Monday

Porsche Cajun With The Official Green-Light Given


Porsche has set the goal of 200,000 vehicles by 2018 and the Cajun is expected to be the anchor in doing so. With the official green-light given to the the entry-level crossover in November, the Cajun is designed to
attract new and younger customers. The Cajun will be an "efficient and sporty model" with "typical Porsche features such as light weight, ease of handling and agility."

The Cajun will be very similar to the Audi Q5 in mostly every way because after all, they are just about brothers. The Porsche will be dimensionally similar to the Q5, albeit slightly lower, shorter, and wider. What really differentiates the vehicle’s stance is the wider nineteen- and twenty-inch wheels, as they add the bit of bling that the Audi lacked.

All exterior and interior panels will be new, but the windshield angle, the firewall, and the roof pillars have to remain as they are on the Audi. To give drivers that classic Porsche sporting feel, the Cajun receives its own sporty seats, a different steering column, and the dashboard from the upcoming Boxster.

The massive center stack rises at an angle like Porsche’s sedan, the Panamera. Although the base model is a four-seater, a five-seat option will be offered at a later date. Although the Panamera was sinfully ugly, the interior was something to behold, albeit a little confusing to use with all those buttons. We imagine that the Cajun’s interior will do without some of those sporty buttons that the Panamera had.

Overall, unlike the first generation Cayenne, the Cajun looks pretty good. Imagine a shrunken Cayenne or a raised up 911 and you’ll get the idea. We don’t expect much from Porsche’s design team, but it’s not bad at all.


In an interview at the Paris auto show with industry publication Automotive News, Walter de’ Silva, VW Group’s design chief, said, "I really hope to be able to add something positive to Porsche’s new models, which will remain coherent with the great tradition of Porsche...The Cajun will be the first new Porsche created under my influence."

Along with the body structure of the Audi, the Cajun will be using the Audi’s chassis, steering, axles, and Quattro drivetrain. Some of the benefits from having so many fantastic companies under one room. Power will come from a 3.0-liter V-6, jacked up to put out 290 hp and 295 lb-ft of torque. Amazingly, there is a chance that Americans will be able to get the diesel motor too.

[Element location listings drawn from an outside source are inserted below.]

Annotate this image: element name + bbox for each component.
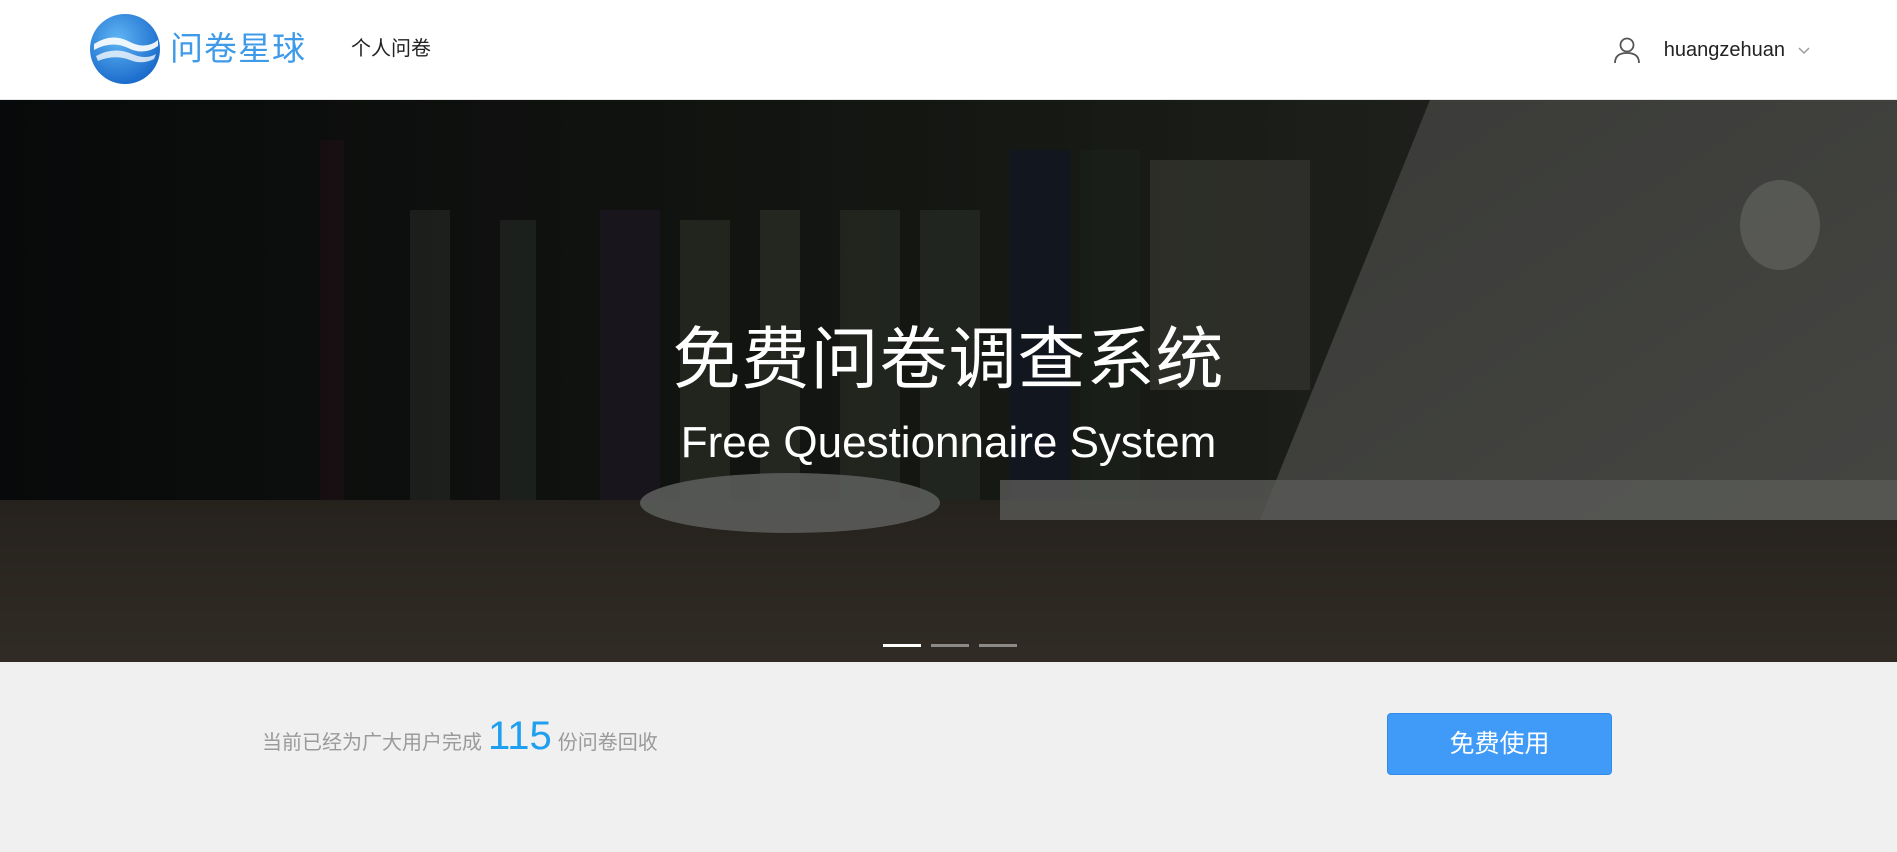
carousel-dot-3[interactable] (979, 644, 1017, 647)
planet-logo-icon[interactable] (90, 14, 160, 84)
carousel-dot-1[interactable] (883, 644, 921, 647)
stats-count: 115 (488, 714, 552, 758)
carousel-indicators (883, 644, 1017, 647)
brand-name[interactable]: 问卷星球 (170, 26, 306, 72)
username: huangzehuan (1663, 38, 1785, 61)
nav-personal-questionnaires[interactable]: 个人问卷 (351, 36, 431, 62)
top-header: 问卷星球 个人问卷 huangzehuan (0, 0, 1897, 100)
hero-carousel: 免费问卷调查系统 Free Questionnaire System (0, 100, 1897, 662)
carousel-dot-2[interactable] (931, 644, 969, 647)
hero-subtitle: Free Questionnaire System (680, 418, 1217, 467)
stats-suffix: 份问卷回收 (557, 732, 658, 754)
stats-prefix: 当前已经为广大用户完成 (262, 732, 482, 754)
user-menu[interactable]: huangzehuan (1612, 28, 1811, 72)
user-icon (1613, 37, 1640, 64)
stats-line: 当前已经为广大用户完成 115 份问卷回收 (262, 714, 658, 759)
chevron-down-icon (1798, 47, 1810, 54)
hero-title: 免费问卷调查系统 (672, 322, 1225, 398)
free-use-button[interactable]: 免费使用 (1387, 713, 1612, 775)
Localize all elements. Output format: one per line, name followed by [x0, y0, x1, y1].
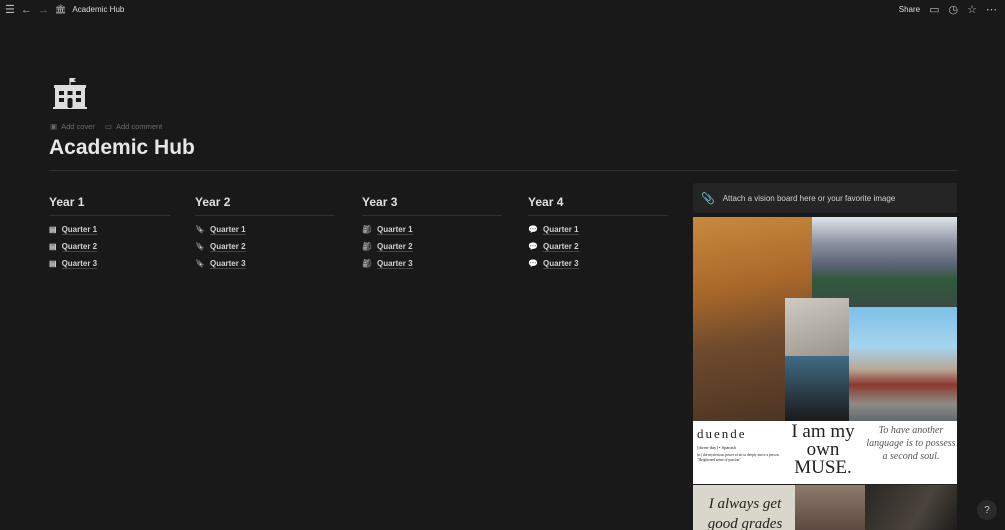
back-arrow-icon[interactable]: ←	[21, 4, 32, 16]
page-link-quarter[interactable]: 💬 Quarter 2	[528, 238, 668, 255]
vision-board-image[interactable]: duende [dwen-day] • Spanish (n.) the mys…	[693, 217, 957, 530]
school-icon[interactable]	[53, 76, 87, 115]
year-heading: Year 3	[362, 195, 502, 216]
bookmark-icon: 🔖	[195, 242, 205, 251]
books-photo	[795, 485, 865, 530]
year-column: Year 2 🔖 Quarter 1 🔖 Quarter 2 🔖 Quarter 3	[195, 195, 335, 272]
page-link-quarter[interactable]: 🎒 Quarter 1	[362, 221, 502, 238]
callout[interactable]: 📎 Attach a vision board here or your fav…	[693, 183, 957, 213]
star-icon[interactable]: ☆	[967, 3, 977, 16]
backpack-icon: 🎒	[362, 242, 372, 251]
backpack-icon: 🎒	[362, 225, 372, 234]
grades-quote: I always get good grades	[707, 496, 783, 530]
callout-text: Attach a vision board here or your favor…	[722, 193, 896, 203]
speech-bubble-icon: 💬	[528, 225, 538, 234]
page-link-quarter[interactable]: 🎒 Quarter 3	[362, 255, 502, 272]
page-link-quarter[interactable]: ▤ Quarter 3	[49, 255, 170, 272]
top-bar: ☰ ← → 🏛 Academic Hub Share ▭ ◷ ☆ ⋯	[0, 0, 1005, 22]
year-heading: Year 1	[49, 195, 170, 216]
page-link-label: Quarter 3	[376, 258, 413, 269]
duende-pronunciation: [dwen-day] • Spanish	[697, 445, 736, 450]
page-link-quarter[interactable]: 🎒 Quarter 2	[362, 238, 502, 255]
climbing-shoes-photo	[785, 356, 849, 421]
coastal-village-photo	[849, 307, 957, 421]
year-column: Year 4 💬 Quarter 1 💬 Quarter 2 💬 Quarter 3	[528, 195, 668, 272]
bookmark-icon: 🔖	[195, 225, 205, 234]
cafe-photo	[865, 485, 957, 530]
page-link-quarter[interactable]: 🔖 Quarter 3	[195, 255, 335, 272]
share-button[interactable]: Share	[899, 5, 920, 14]
page-link-quarter[interactable]: 🔖 Quarter 2	[195, 238, 335, 255]
speech-bubble-icon: 💬	[528, 259, 538, 268]
year-heading: Year 2	[195, 195, 335, 216]
menu-icon[interactable]: ☰	[5, 3, 15, 16]
page-link-quarter[interactable]: ▤ Quarter 1	[49, 221, 170, 238]
page-link-label: Quarter 2	[376, 241, 413, 252]
breadcrumb-title[interactable]: Academic Hub	[72, 5, 124, 14]
image-icon: ▣	[50, 122, 58, 131]
page-link-label: Quarter 3	[209, 258, 246, 269]
page-link-label: Quarter 1	[542, 224, 579, 235]
notebook-icon: ▤	[49, 259, 57, 268]
comment-icon[interactable]: ▭	[929, 3, 939, 16]
page-link-label: Quarter 3	[61, 258, 98, 269]
page-link-label: Quarter 2	[61, 241, 98, 252]
comment-icon: ▭	[104, 122, 112, 131]
backpack-icon: 🎒	[362, 259, 372, 268]
year-column: Year 1 ▤ Quarter 1 ▤ Quarter 2 ▤ Quarter 3	[49, 195, 170, 272]
page-link-quarter[interactable]: 💬 Quarter 1	[528, 221, 668, 238]
school-icon: 🏛	[54, 4, 67, 14]
add-comment-button[interactable]: ▭ Add comment	[105, 122, 162, 131]
notebook-icon: ▤	[49, 225, 57, 234]
page-link-label: Quarter 3	[542, 258, 579, 269]
page-link-label: Quarter 2	[209, 241, 246, 252]
mountain-lake-photo	[812, 217, 957, 307]
page-link-label: Quarter 1	[209, 224, 246, 235]
year-heading: Year 4	[528, 195, 668, 216]
forward-arrow-icon[interactable]: →	[38, 4, 49, 16]
climbing-wall-photo	[785, 298, 849, 356]
page-link-label: Quarter 1	[376, 224, 413, 235]
muse-quote: I am my own MUSE.	[791, 421, 855, 479]
paperclip-icon: 📎	[701, 192, 715, 205]
page-link-quarter[interactable]: 💬 Quarter 3	[528, 255, 668, 272]
page-link-label: Quarter 1	[61, 224, 98, 235]
page-link-label: Quarter 2	[542, 241, 579, 252]
more-icon[interactable]: ⋯	[986, 3, 997, 16]
duende-definition: (n.) the mysterious power of art to deep…	[697, 453, 780, 463]
page-link-quarter[interactable]: ▤ Quarter 2	[49, 238, 170, 255]
notebook-icon: ▤	[49, 242, 57, 251]
speech-bubble-icon: 💬	[528, 242, 538, 251]
page-link-quarter[interactable]: 🔖 Quarter 1	[195, 221, 335, 238]
language-quote: To have another language is to possess a…	[866, 425, 956, 462]
bookmark-icon: 🔖	[195, 259, 205, 268]
help-button[interactable]: ?	[977, 500, 997, 520]
page-title[interactable]: Academic Hub	[49, 136, 195, 160]
duende-word: duende	[697, 426, 747, 441]
duende-quote: duende [dwen-day] • Spanish (n.) the mys…	[697, 426, 783, 464]
add-cover-button[interactable]: ▣ Add cover	[50, 122, 95, 131]
clock-icon[interactable]: ◷	[949, 3, 959, 16]
divider	[49, 170, 957, 171]
year-column: Year 3 🎒 Quarter 1 🎒 Quarter 2 🎒 Quarter 3	[362, 195, 502, 272]
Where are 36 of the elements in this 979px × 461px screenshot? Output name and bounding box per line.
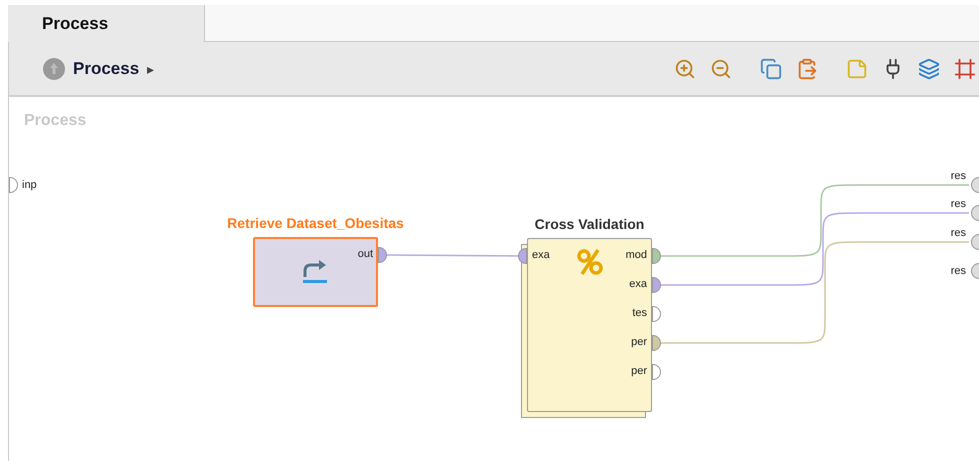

In addition to those two, there is a Cajun Turbo S on Porsche’s minds. It features the company’s twin-turbo 3.0-liter V-6 rated at 350 hp. Being a Porsche it will come with a few tweaks, including the Sport Chrono pack with launch control, excellent brakes with optional carbon-ceramic discs, wheels and tires, and a complete exhaust system including a switchable free-flow sport muffler.